There were 73 households, of which 24.7% had children under the age of 18 living with them, 61.6% were married couples living together, 6.8% had a female householder with no husband present, 2.7% had a male householder with no wife present, and 28.8% were non-families. 26.0% of all households were made up of individuals, and 15.1% had someone living alone who was 65 years of age or older. The average household size was 2.36 and the average family size was 2.87.

The median age in the city was 47.5 years. 20.3% of residents were under the age of 18; 5.3% were between the ages of 18 and 24; 21% were from 25 to 44; 33.1% were from 45 to 64; and 20.3% were 65 years of age or older. The gender makeup of the city was 48.8% male and 51.2% female.

===2000 census===
As of the census of 2000, there were 225 people, 80 households, and 68 families residing in the city. The population density was 2,220.2 PD/sqmi. There were 80 housing units at an average density of 789.4 /mi2. The racial makeup of the city was 97.78% White and 2.22% Asian. Hispanic or Latino of any race were 0.44% of the population.

There were 80 households, out of which 40.0% had children under the age of 18 living with them, 73.8% were married couples living together, 7.5% had a female householder with no husband present, and 15.0% were non-families. 12.5% of all households were made up of individuals, and 3.8% had someone living alone who was 65 years of age or older. The average household size was 2.81 and the average family size was 3.06.

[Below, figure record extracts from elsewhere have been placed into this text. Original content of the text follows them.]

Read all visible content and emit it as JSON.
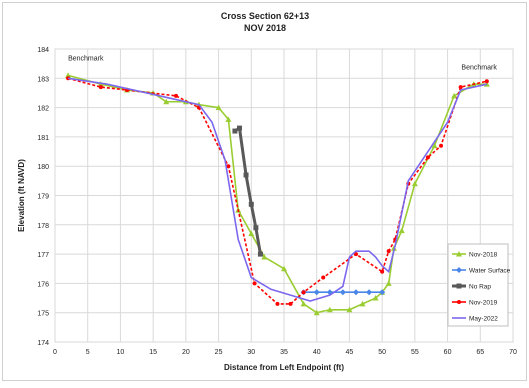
{
  "chart_data": {
    "type": "line",
    "title": "Cross Section 62+13",
    "subtitle": "NOV 2018",
    "xlabel": "Distance from Left Endpoint (ft)",
    "ylabel": "Elevation (ft NAVD)",
    "xlim": [
      0,
      70
    ],
    "ylim": [
      174,
      184
    ],
    "xticks": [
      0,
      5,
      10,
      15,
      20,
      25,
      30,
      35,
      40,
      45,
      50,
      55,
      60,
      65,
      70
    ],
    "yticks": [
      174,
      175,
      176,
      177,
      178,
      179,
      180,
      181,
      182,
      183,
      184
    ],
    "grid": true,
    "legend_position": "right",
    "annotations": [
      {
        "text": "Benchmark",
        "x": 2,
        "y": 183.6
      },
      {
        "text": "Benchmark",
        "x": 66,
        "y": 183.3
      }
    ],
    "series": [
      {
        "name": "Nov-2018",
        "color": "#9acd32",
        "marker": "triangle",
        "x": [
          2,
          7,
          11,
          15,
          17,
          20,
          22,
          25,
          26.5,
          28,
          30,
          32,
          35,
          38,
          40,
          42,
          45,
          47,
          49,
          50,
          51,
          51.8,
          53,
          55,
          58,
          61,
          64,
          66
        ],
        "y": [
          183.1,
          182.8,
          182.6,
          182.5,
          182.2,
          182.2,
          182.1,
          182.0,
          181.6,
          178.5,
          177.7,
          176.9,
          176.5,
          175.3,
          175.0,
          175.1,
          175.1,
          175.3,
          175.5,
          175.7,
          176.0,
          177.2,
          177.8,
          179.4,
          180.7,
          182.4,
          182.8,
          182.8
        ]
      },
      {
        "name": "Water Surface",
        "color": "#4a86e8",
        "marker": "diamond",
        "x": [
          38,
          40,
          42,
          44,
          46,
          48,
          50
        ],
        "y": [
          175.7,
          175.7,
          175.7,
          175.7,
          175.7,
          175.7,
          175.7
        ]
      },
      {
        "name": "No Rap",
        "color": "#595959",
        "marker": "square",
        "x": [
          27.5,
          28.2,
          29.2,
          30,
          30.7,
          31.4
        ],
        "y": [
          181.2,
          181.3,
          179.7,
          178.7,
          177.9,
          177.0
        ]
      },
      {
        "name": "Nov-2019",
        "color": "#ff0000",
        "marker": "circle",
        "x": [
          2,
          7,
          11,
          18.5,
          22,
          26.5,
          30.5,
          34,
          36,
          38,
          41,
          46,
          50,
          51,
          52,
          54,
          57,
          59,
          62,
          66
        ],
        "y": [
          183.0,
          182.7,
          182.6,
          182.4,
          182.0,
          180.0,
          176.0,
          175.3,
          175.3,
          175.7,
          176.2,
          177.0,
          176.4,
          177.1,
          177.5,
          179.4,
          180.3,
          180.7,
          182.7,
          182.9
        ]
      },
      {
        "name": "May-2022",
        "color": "#7b68ee",
        "marker": "none",
        "x": [
          2,
          8,
          12,
          18,
          22,
          24,
          26,
          28,
          30,
          33,
          36,
          39,
          42,
          44,
          45,
          46,
          48,
          49,
          50,
          51,
          52,
          54,
          57,
          60,
          62,
          64,
          66
        ],
        "y": [
          183.0,
          182.8,
          182.6,
          182.3,
          182.1,
          181.5,
          180.2,
          177.5,
          176.2,
          175.8,
          175.6,
          175.4,
          175.6,
          175.9,
          176.9,
          177.1,
          177.1,
          176.9,
          176.6,
          176.4,
          177.3,
          179.5,
          180.5,
          181.5,
          182.6,
          182.7,
          182.8
        ]
      }
    ]
  }
}
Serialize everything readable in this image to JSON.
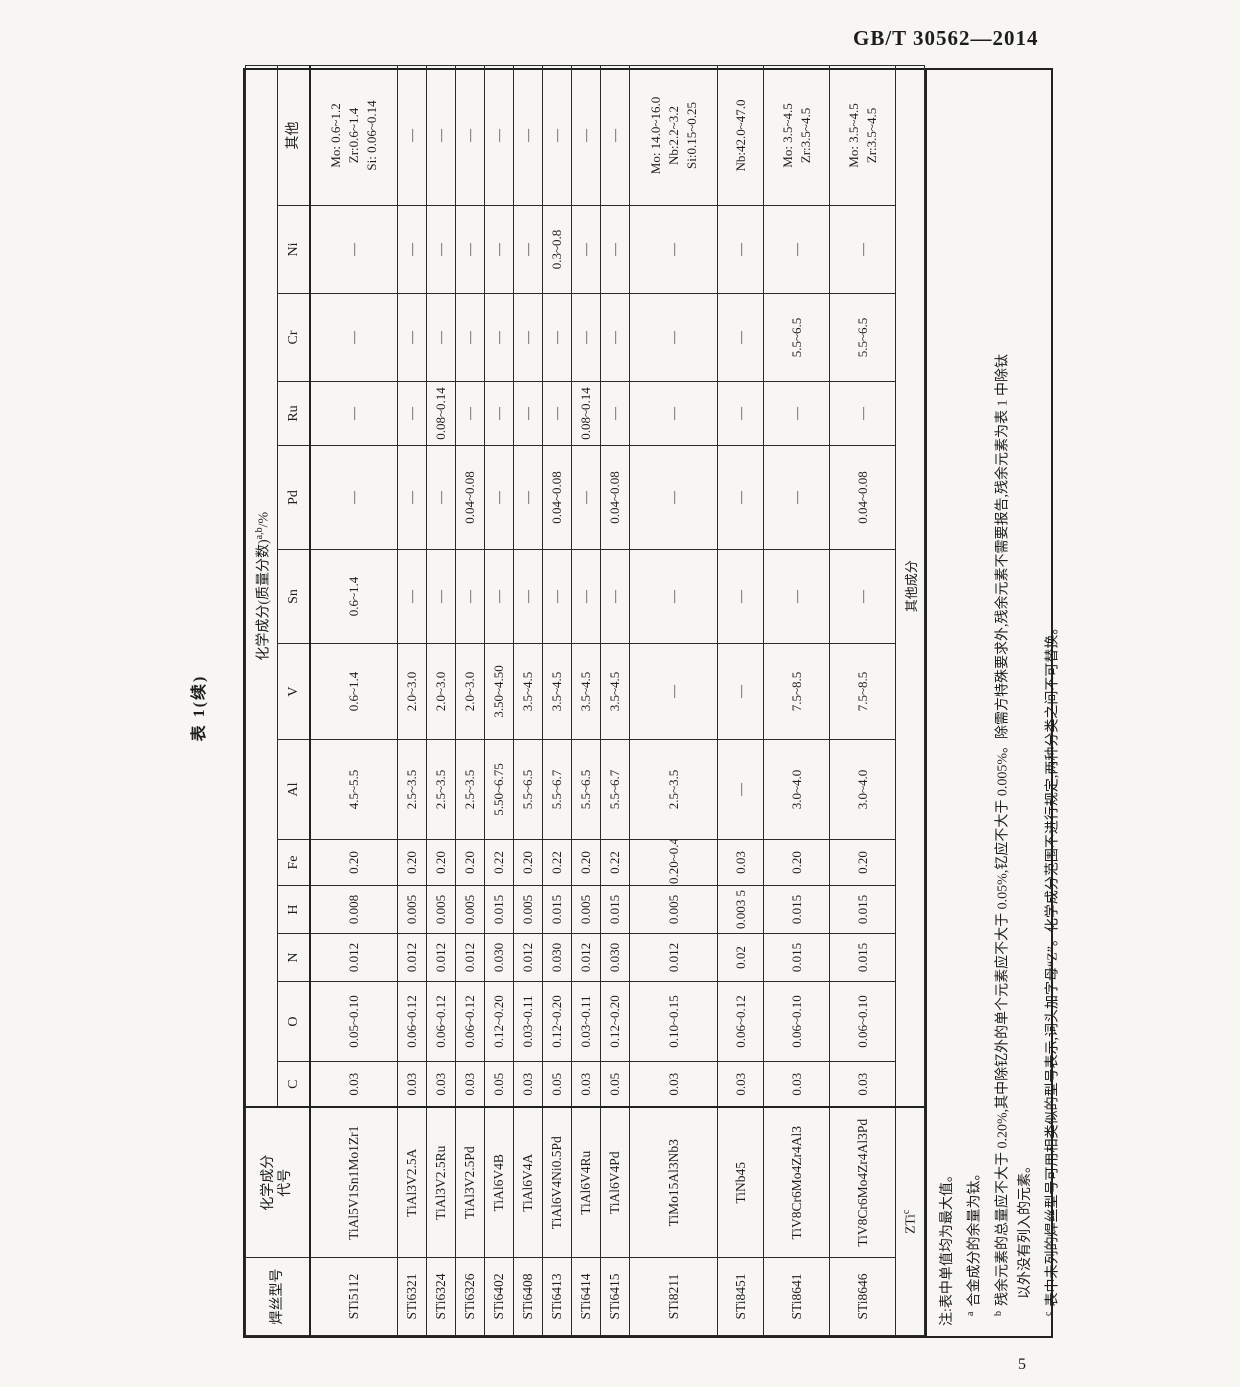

In the city, the population was spread out, with 26.2% under the age of 18, 8.4% from 18 to 24, 23.1% from 25 to 44, 30.2% from 45 to 64, and 12.0% who were 65 years of age or older. The median age was 41 years. For every 100 females, there were 97.4 males. For every 100 females age 18 and over, there were 88.6 males.

The median income for a household in the city was $56,000, and the median income for a family was $65,417. Males had a median income of $45,000 versus $28,750 for females. The per capita income for the city was $20,923. About 6.2% of families and 5.6% of the population were below the poverty line, including 12.0% of those under the age of eighteen and none of those 65 or over.